Nonetheless, increasing interest in APIs and screen-scraping proves that there’s a real demand for data sharing in Canada.
The initial scope of implementation will limit functionality to an Open Banking ‘lite’ of sorts. Third-party providers will be able to receive and read consumer financial data but won’t be able to edit it on banks’ servers.
A closer look at UK and Europe
We see this sort of Open Banking functionality in the UK and Europe, where the Open Banking ecosystem has largely been regulation-driven under the European Union’s PSD2 law, which mandates that financial institutions share consumer data with TPPs.
In the past few years, sharing financial data has allowed consumers and businesses in the UK and EU to send and receive payments, manage finances, perform income checks, and generate risk insights based on financial and spending behaviours.

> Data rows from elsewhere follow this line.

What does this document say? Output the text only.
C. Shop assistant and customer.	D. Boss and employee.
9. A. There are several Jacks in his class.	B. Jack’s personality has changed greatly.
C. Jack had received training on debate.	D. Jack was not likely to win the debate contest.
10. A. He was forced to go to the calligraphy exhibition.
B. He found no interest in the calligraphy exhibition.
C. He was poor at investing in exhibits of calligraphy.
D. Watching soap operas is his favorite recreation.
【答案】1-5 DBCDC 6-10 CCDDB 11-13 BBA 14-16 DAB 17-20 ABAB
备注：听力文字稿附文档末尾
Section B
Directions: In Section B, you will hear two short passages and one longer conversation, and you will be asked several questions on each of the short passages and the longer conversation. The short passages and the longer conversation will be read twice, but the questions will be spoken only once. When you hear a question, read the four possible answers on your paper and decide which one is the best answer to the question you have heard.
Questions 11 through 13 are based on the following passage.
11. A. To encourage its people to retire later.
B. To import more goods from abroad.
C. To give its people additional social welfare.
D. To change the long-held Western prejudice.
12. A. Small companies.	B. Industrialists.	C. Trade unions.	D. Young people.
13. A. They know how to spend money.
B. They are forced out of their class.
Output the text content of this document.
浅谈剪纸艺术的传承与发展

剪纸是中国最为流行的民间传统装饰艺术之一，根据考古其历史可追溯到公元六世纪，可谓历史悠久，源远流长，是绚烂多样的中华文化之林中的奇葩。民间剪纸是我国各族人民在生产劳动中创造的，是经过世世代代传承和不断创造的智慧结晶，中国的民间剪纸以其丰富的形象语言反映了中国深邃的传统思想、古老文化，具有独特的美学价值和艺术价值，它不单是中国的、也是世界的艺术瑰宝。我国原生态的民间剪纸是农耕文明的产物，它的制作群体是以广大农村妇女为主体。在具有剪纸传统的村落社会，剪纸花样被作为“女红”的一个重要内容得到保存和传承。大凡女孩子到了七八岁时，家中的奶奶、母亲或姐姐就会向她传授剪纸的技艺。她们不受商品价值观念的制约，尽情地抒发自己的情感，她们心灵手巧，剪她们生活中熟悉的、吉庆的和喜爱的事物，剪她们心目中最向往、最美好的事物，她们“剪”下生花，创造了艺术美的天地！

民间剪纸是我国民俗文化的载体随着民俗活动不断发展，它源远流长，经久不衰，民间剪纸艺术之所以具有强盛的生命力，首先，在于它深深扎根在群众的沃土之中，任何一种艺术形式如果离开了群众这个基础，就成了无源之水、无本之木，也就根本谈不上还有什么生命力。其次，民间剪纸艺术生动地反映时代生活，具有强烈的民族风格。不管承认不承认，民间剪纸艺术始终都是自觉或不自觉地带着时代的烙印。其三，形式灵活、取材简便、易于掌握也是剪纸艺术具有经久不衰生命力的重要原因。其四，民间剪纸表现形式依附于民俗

At the moment, the Canadian government hopes to operationalize Open Banking by January 2023—but a survey revealed that 52% of industry executives believe this is unrealistic. The insight is unsurprising, given how slow-moving the process has been so far.
In the absence of timely federal action, the industry may take things into its own hands. Just last year, fintech Flinks launched an Open Banking API in partnership with National Bank of Canada, suggesting that self-adoption and regulation will happen sooner, rather than later.
Strong leadership needs to be in place to take the bull by the horns, or the government might find itself playing catch-up.
The Australian Open Banking journey
Strong federal intent can make all the difference in follow-through, as seen in Australia. The country passed consumer data rights legislation in 2019. A year later, it successfully enforced Open Banking across the banking, energy, and telecommunications sectors.
As such, appointing an Open Banking lead to drive the action needed to design and deploy a new system is vital to ensure that Canada meets its Open Banking goals by 2023.
Whether that deadline is met or not, current recommendations require full participation from federally-regulated banks, while provincially regulated FIs, like credit unions, can join on a voluntary basis.
Similarly, other entities can participate provided they meet the accreditation criteria, which could open the door for fintechs who are already primed to thrive in a new Open Banking world order.
Theoretically, an increase in competition is good for the industry. Competition means consumers are spoiled for choice, innovation, and price—if incumbent institutions meet the challenges presented by fintechs.
Beyond banking data
Canadian incumbents need to modernise and they can start doing it by deploying Open Banking APIs to meet consumer needs. If not, they’ll risk losing customers to challengers that meet digital-savvy consumers at their level.
The Open Banking market is projected to reach $43.15 billion by 2026. If everything goes according to plan in Canada, we’re one step forward into a future that expands beyond banking data to include data sets like mortgages, savings, pensions, insurance, consumer credit, and accounting.
Doing so will create a more transparent Open Finance ecosystem that gives consumers—and more importantly, businesses—more control of their data to benefit themselves in the ways they see fit.